Somewhere around here I’ve got a fascinating little monograph on the ancient obsidian trade in Europe and Asia. As you’re presumably aware, obsidian is naturally occurring volcanic glass. One of the interesting things about obsidian is that by analyzing its chemical composition you can identify where the obsidian was originally found or mined.
When stone was the primary material used for tool-making, obsidian was in high demand because of its ability to take and hold a sharp edge. In the Neolithic of Europe and Asia it was traded over an enormous area and the monograph I mentioned discusses the extent and timing of that trade, determined by performing a chemical analysis of the remnants of obsidian tools found in various archaeological digs around the world.
As it turns out there was a critical obsidian shortage in Europe and Asia something around 8,000 year ago. That shortage drove people to experiment with substitutes for obsidian. They tried copper, then bronze. Later (and as copper became scarcer) iron and even later steel were used for the purposes once served by obsidian. Nowadays, you’re much more likely to hear somebody complaining “Where the heck is that hammer?”, invariably a steel hammer, than about the obsidian shortage.
Without that obsidian shortage in antiquity the world as we know it would not exist. I can tell very similar stories about agriculture, paper, or dozens of other materials and tools.
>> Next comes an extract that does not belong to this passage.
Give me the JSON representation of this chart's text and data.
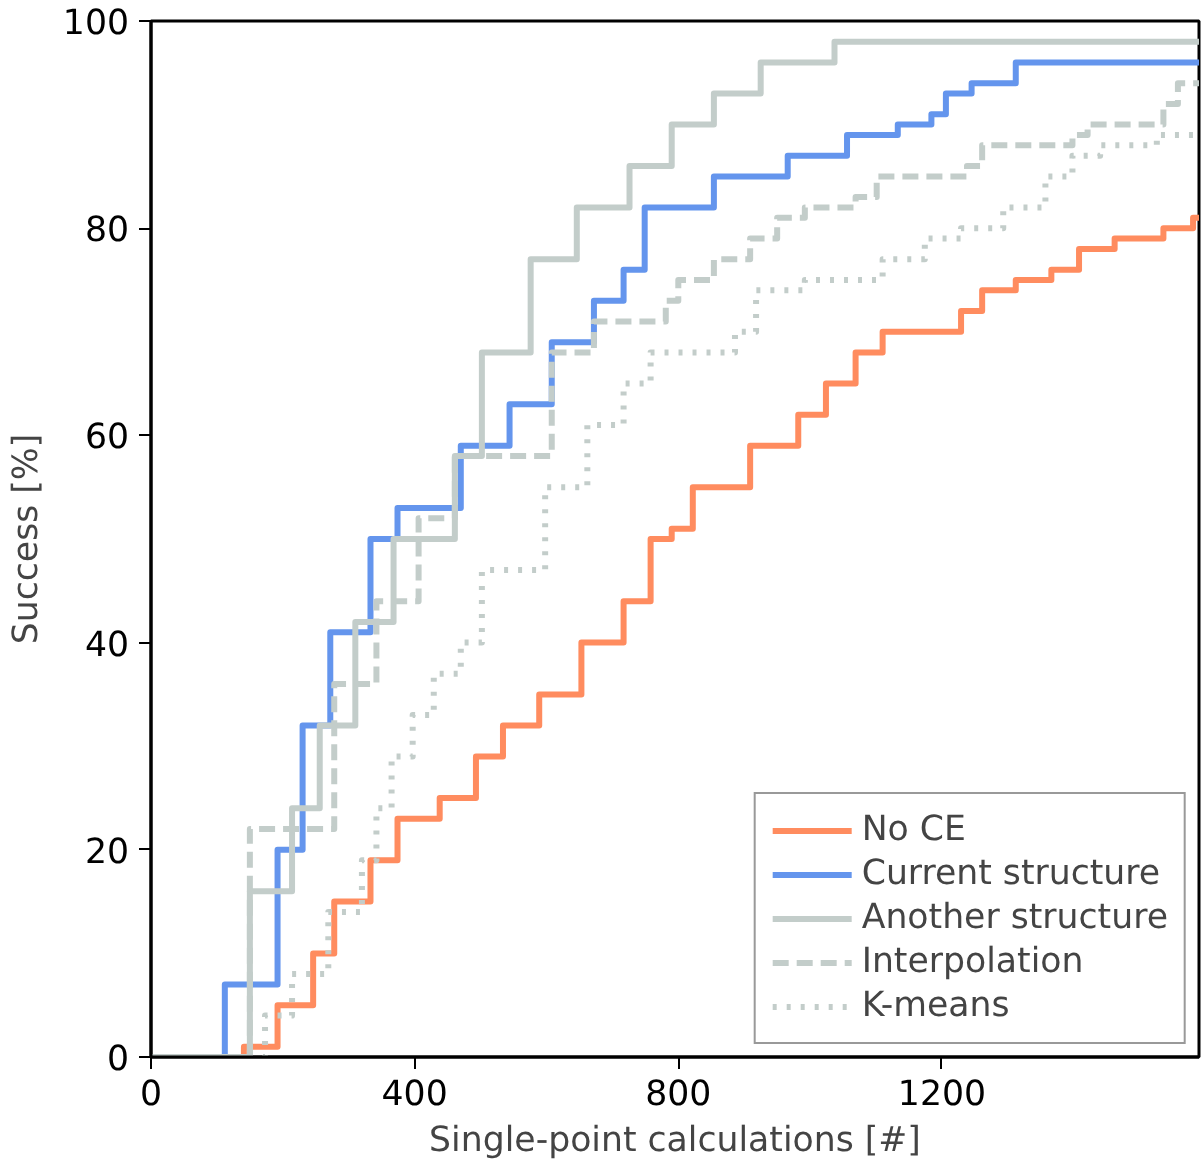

That’s what I thought of when I read this op-ed on world resources at the Wall Street Journal:
How many times have you heard that we humans are “using up” the world’s resources, “running out” of oil, “reaching the limits” of the atmosphere’s capacity to cope with pollution or “approaching the carrying capacity” of the land’s ability to support a greater population? The assumption behind all such statements is that there is a fixed amount of stuff—metals, oil, clean air, land—and that we risk exhausting it through our consumption.
“We are using 50% more resources than the Earth can sustainably produce, and unless we change course, that number will grow fast—by 2030, even two planets will not be enough,” says Jim Leape, director general of the World Wide Fund for Nature International (formerly the World Wildlife Fund).
But here’s a peculiar feature of human history: We burst through such limits again and again. After all, as a Saudi oil minister once said, the Stone Age didn’t end for lack of stone. Ecologists call this “niche construction”—that people (and indeed some other animals) can create new opportunities for themselves by making their habitats more productive in some way. Agriculture is the classic example of niche construction: We stopped relying on nature’s bounty and substituted an artificial and much larger bounty.
We have not run out of everything and I believe that the likelihood that we will do is vanishingly small. Is is possible that we will? Sure. It’s also possible that when the sun goes down tomorrow night it will never return or that when you step out of bed in the morning you’ll fall through the floor, the molecules of your body slipping through the floor’s molecules. For some reason the same people who are worried about running about of everything don’t seem to be as worried about those other two eventualities. They still go to bed at night and get up again in the morning after, presumably, a good night’s sleep.